QUITO, Ecuador - Ecuador’s foreign minister said Tuesday that WikiLeaks chief Julian Assange has taken refuge in the South American nation’s embassy in London and is seeking political asylum.

Foreign Minister Ricardo Patino said Ecuador is considering the request.

The move comes less than a week after Britain’s Supreme Court rejected Assange’s bid to reopen his attempts to block extradition to Sweden, where he is wanted for questioning after two women accused him of sexual misconduct during a visit to the country in mid-2010. He denies the allegations.

His legal struggle to stay in Britain has dragged on for the better part of two years.

Patino said Assange had written to President Rafael Correa saying he was being persecuted and seeking asylum.

He said it was impossible for Assange, who is Australian, to return to his homeland because it would not protect him from being extradited to “a foreign country that applies the death penalty for the crime of espionage and sedition.’’

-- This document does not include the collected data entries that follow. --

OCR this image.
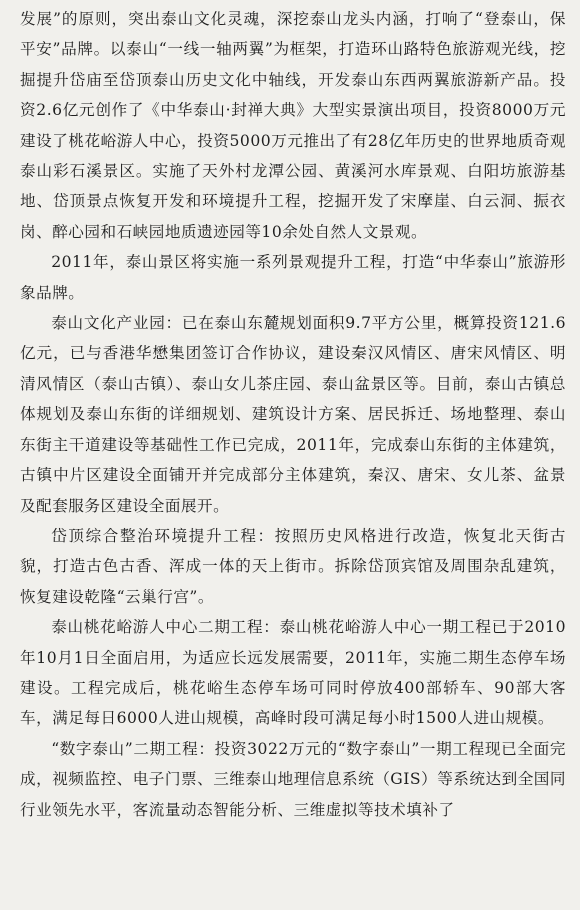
发展”的原则，突出泰山文化灵魂，深挖泰山龙头内涵，打响了“登泰山，保平安”品牌。以泰山“一线一轴两翼”为框架，打造环山路特色旅游观光线，挖掘提升岱庙至岱顶泰山历史文化中轴线，开发泰山东西两翼旅游新产品。投资2.6亿元创作了《中华泰山·封禅大典》大型实景演出项目，投资8000万元建设了桃花峪游人中心，投资5000万元推出了有28亿年历史的世界地质奇观泰山彩石溪景区。实施了天外村龙潭公园、黄溪河水库景观、白阳坊旅游基地、岱顶景点恢复开发和环境提升工程，挖掘开发了宋摩崖、白云洞、振衣岗、醉心园和石峡园地质遗迹园等10余处自然人文景观。

2011年，泰山景区将实施一系列景观提升工程，打造“中华泰山”旅游形象品牌。

泰山文化产业园：已在泰山东麓规划面积9.7平方公里，概算投资121.6亿元，已与香港华懋集团签订合作协议，建设秦汉风情区、唐宋风情区、明清风情区（泰山古镇）、泰山女儿茶庄园、泰山盆景区等。目前，泰山古镇总体规划及泰山东街的详细规划、建筑设计方案、居民拆迁、场地整理、泰山东街主干道建设等基础性工作已完成，2011年，完成泰山东街的主体建筑，古镇中片区建设全面铺开并完成部分主体建筑，秦汉、唐宋、女儿茶、盆景及配套服务区建设全面展开。

岱顶综合整治环境提升工程：按照历史风格进行改造，恢复北天街古貌，打造古色古香、浑成一体的天上街市。拆除岱顶宾馆及周围杂乱建筑，恢复建设乾隆“云巢行宫”。

泰山桃花峪游人中心二期工程：泰山桃花峪游人中心一期工程已于2010年10月1日全面启用，为适应长远发展需要，2011年，实施二期生态停车场建设。工程完成后，桃花峪生态停车场可同时停放400部轿车、90部大客车，满足每日6000人进山规模，高峰时段可满足每小时1500人进山规模。

“数字泰山”二期工程：投资3022万元的“数字泰山”一期工程现已全面完成，视频监控、电子门票、三维泰山地理信息系统（GIS）等系统达到全国同行业领先水平，客流量动态智能分析、三维虚拟等技术填补了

The reference is to the United States, as Patino says the letter spells out. Assange, 40, says the United States has secretly indicted him for divulging US secrets and will act on the indictment if Sweden succeeds in extraditing him from Britain.

In the letter, he accused Swedish officials of “openly attacking me’’ and investigating him for political crimes, Patino said.

The foreign minister said his country would consider the asylum request “taking into account the respect for the norms and principles of international law as well as Ecuador’s policy of protecting human rights.’’

In November 2010, Ecuador’s deputy foreign minister said the country was offering residency to Assange. However, Correa told reporters the following day that neither he nor Patino had approved the offer and that it would need to be studied.

Assange shot to international attention in 2010 when his website released hundreds of thousands of secret US documents.

Australian Prime Minister Julie Gillard has said her country could not protect Assange, a former computer hacker, from other countries’ justice systems.